Judges Continue War on U.S. Sovereignty: Gang Fears, Domestic Violence Now Asylum Claims
Article audio sponsored by The John Birch Society

The radical Left and its sympathetic judges continued their assault on American sovereignty this week with rulings to stop the Trump administration from tightening the rules that govern who can apply for and receive asylum in the United States.

The practical result is that just about any human being on the planet can claim asylum and receive a lengthy hearing that will, effectively, make removing such a person well-nigh impossible.

The first ruling overturned the administration’s policy that tightened the requirements for a “refugee” to succeed in a claim of “credible fear” of violence or persecution in one’s home country.

The second ruling cemented a temporary ban on the president’s policy to refuse asylum claims from illegal aliens who jump the border between legal ports of entry.

Anonymous Plaintiffs
The newer of the two rulings came from the bench of Judge Emmet Sullivan of the U.S. District Court for the District of Columbia.

He ruled that the administration had wrongfully deported a group of anonymous plaintiffs, represented by the American Civil Liberties Union, of course, who sought asylum because they feared being killed.

The American officials who heard the plaintiffs’ “harrowing” tale, Sullivan ruled, decided incorrectly — pursuant to a policy established by former U.S. Attorney General Jeff Sessions — that the plaintiffs did not merit asylum.

In June, Sessions reversed a decision granting asylum to a woman who had fled her violent husband because membership in a “particular social group” was not what invited her husband’s attacks.
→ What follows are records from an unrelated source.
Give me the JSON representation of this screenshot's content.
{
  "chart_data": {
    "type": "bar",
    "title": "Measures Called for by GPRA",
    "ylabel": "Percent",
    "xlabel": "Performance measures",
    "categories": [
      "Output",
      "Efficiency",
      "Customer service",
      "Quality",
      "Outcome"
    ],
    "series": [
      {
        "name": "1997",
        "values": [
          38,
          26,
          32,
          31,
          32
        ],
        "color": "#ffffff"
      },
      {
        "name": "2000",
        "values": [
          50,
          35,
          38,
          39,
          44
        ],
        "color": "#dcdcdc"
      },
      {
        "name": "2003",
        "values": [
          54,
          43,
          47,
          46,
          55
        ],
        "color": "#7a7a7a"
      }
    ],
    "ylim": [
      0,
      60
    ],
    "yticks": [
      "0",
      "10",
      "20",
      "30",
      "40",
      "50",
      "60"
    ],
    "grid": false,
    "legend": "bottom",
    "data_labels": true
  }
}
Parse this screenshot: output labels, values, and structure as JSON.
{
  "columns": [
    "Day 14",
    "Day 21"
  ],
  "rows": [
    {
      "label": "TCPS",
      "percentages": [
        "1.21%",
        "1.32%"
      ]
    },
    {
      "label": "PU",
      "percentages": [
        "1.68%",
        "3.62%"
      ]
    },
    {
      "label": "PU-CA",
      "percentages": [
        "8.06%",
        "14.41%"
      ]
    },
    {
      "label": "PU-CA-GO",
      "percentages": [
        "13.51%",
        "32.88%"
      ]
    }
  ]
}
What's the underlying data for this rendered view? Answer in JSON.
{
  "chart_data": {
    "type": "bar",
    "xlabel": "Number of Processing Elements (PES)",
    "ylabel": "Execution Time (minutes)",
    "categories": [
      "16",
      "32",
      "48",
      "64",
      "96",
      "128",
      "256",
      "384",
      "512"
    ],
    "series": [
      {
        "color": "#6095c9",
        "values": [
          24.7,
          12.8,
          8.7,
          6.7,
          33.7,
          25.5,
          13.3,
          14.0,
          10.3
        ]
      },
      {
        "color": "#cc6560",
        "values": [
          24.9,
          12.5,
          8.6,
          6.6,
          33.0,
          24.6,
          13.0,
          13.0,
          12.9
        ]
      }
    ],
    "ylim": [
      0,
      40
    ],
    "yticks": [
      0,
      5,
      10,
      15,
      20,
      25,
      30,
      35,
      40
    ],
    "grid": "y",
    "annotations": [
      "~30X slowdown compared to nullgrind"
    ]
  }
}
Domestic violence, Sessions said, was not a legitimate plea for asylum. The usual hysteria followed. Sessions put the United States back in the “Dark Ages.” But the policy also applied to those claiming fear of gangs.

The judge noted that Sessions “specifically stated that few claims pertaining to domestic or gang violence by non-governmental actors could qualify for asylum or satisfy the credible fear standard” that governs such claims.

Sullivan said Sessions’ policy is illegal because it trepasses U.S. law governing asylum claims as well as international law on refugees. The hearing officers, he wrote, thought the plaintiffs’ claims were credible, but turned down asylum because of the policy.

Thus, Sullivan “permanently enjoins the government from continuing to apply those policies and from removing plaintiffs who are currently in the United States without first providing credible fear determinations consistent with the immigration laws.” As well, he ordered “the government to return to the United States the plaintiffs who were unlawfully deported and to provide them with new credible fear determinations consistent with the immigration laws.”

In other words, any woman who crosses the border with a black eye, a sniffling child, and a tearful tale of a crazy husband must now be permitted an asylum claim. And any man who says a gang is after him can claim asylum, too.

Come on in, the Borders Are Open
But Sullivan only finished what began out on the left coast. Yesterday, Judge Jon Tigar of the U.S. District Court for the Northern District of California continued his war against a sane immigration policy.

He made permanent his 30-day order that blocked the president’s ban on asylum claims from illegal aliens, pending the outcome of the lawsuit that inspired the temporary order.

Acting on claims from the anti-American subversives at the American Civil Liberties Union and Southern Poverty Law Center, Tigar temporarily blocked President Trump’s asylum policy announced in November.

Trump said he acted because the teeming horde of illegal aliens in Tijuana, who marched north in a “migrant caravan” to invade the United States, would likely concoct false claims of persecution and fear of violence to get asylum.

Trump’s said they “intend to enter the United States unlawfully” and seek asylum even though most “will not be eligible.” They have “no basis for admission into the United States,” he said, and have “precipitated a crisis and undermines the integrity of our borders.”

Trump rightly noted that asylum claims are an “avenue to near-automatic release…. Once released, such aliens are very difficult to remove.”

Thus, “aliens who enter the United States unlawfully through the southern border in contravention of this proclamation will be ineligible to be granted asylum.” Only aliens who show up at legitimate ports of entry could apply for asylum.

Tigar blocked the order, he said, because it violates U.S. immigration law.

So now, two federal judges have punched a major hole in America’s borders. Tigar said anyone who shows up anywhere along the border cannot be denied an asylum claim. Sullivan provided anyone who shows up anywhere with a claim of “credible fear” for their safety cannot be denied asylum.